Keywords: colorectal cancer, colitis, crosstalk, pivot, network analysis

Received: August 16, 2015 Accepted: September 24, 2015 Published: October 10, 2015

Abstract

Chronic inflammation may play a vital role in the pathogenesis of inflammation-associated tumors. However, the underlying mechanisms bridging ulcerative colitis (UC) and colorectal cancer (CRC) remain unclear. Here, we integrated multidimensional interaction resources, including gene expression profiling, protein-protein interactions (PPIs), transcriptional and post-transcriptional regulation data, and virus-host interactions, to tentatively explore potential molecular targets that functionally link UC and CRC at a systematic level.

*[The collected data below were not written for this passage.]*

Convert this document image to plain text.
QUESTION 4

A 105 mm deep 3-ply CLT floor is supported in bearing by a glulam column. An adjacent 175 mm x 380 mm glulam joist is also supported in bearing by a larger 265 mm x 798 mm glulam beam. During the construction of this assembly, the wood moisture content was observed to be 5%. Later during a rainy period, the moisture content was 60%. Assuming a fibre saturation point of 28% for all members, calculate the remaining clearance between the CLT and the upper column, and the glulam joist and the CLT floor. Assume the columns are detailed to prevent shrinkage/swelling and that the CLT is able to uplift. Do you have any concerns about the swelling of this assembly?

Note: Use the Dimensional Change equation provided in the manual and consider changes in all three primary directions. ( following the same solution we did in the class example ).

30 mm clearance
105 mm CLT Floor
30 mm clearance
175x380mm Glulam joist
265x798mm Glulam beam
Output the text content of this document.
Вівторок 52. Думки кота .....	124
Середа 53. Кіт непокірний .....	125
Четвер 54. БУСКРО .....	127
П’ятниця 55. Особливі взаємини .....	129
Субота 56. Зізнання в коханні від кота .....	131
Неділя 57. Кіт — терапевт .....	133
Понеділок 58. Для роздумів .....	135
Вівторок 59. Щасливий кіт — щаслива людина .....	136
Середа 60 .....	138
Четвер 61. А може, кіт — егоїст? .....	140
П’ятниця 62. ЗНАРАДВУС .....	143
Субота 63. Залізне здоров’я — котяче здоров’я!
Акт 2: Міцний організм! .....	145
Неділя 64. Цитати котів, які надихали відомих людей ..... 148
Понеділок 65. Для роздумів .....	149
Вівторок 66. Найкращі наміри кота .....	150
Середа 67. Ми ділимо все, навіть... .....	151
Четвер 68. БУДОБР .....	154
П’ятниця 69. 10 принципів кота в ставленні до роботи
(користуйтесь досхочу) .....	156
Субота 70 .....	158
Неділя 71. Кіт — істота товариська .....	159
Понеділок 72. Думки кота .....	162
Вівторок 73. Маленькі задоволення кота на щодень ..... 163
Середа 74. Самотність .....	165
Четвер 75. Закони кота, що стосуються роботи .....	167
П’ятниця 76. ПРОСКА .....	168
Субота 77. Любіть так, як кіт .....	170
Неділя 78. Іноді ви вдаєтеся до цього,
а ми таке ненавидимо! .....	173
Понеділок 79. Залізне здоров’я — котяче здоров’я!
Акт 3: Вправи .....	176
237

In this work, by deciphering the overlapping genes, crosstalking genes and pivotal regulators of both UC- and CRC-associated functional module pairs, we revealed a variety of genes (including FOS and DUSP1, etc.), transcription factors (including SMAD3 and ETS1, etc.) and miRNAs (including miR-155 and miR-196b, etc.) that may have the potential to complete the connections between UC and CRC. Interestingly, further analyses of the virus-host interaction network demonstrated that several virus proteins (including EBNA-LP of EBV and protein E7 of HPV) frequently inter-connected to UC- and CRC-associated module pairs with their validated targets significantly enriched in both modules of the host. Together, our results suggested that multidimensional integration strategy provides a novel approach to discover potential molecular targets that bridge the connections between UC and CRC, which could also be extensively applied to studies on other inflammation-related cancers.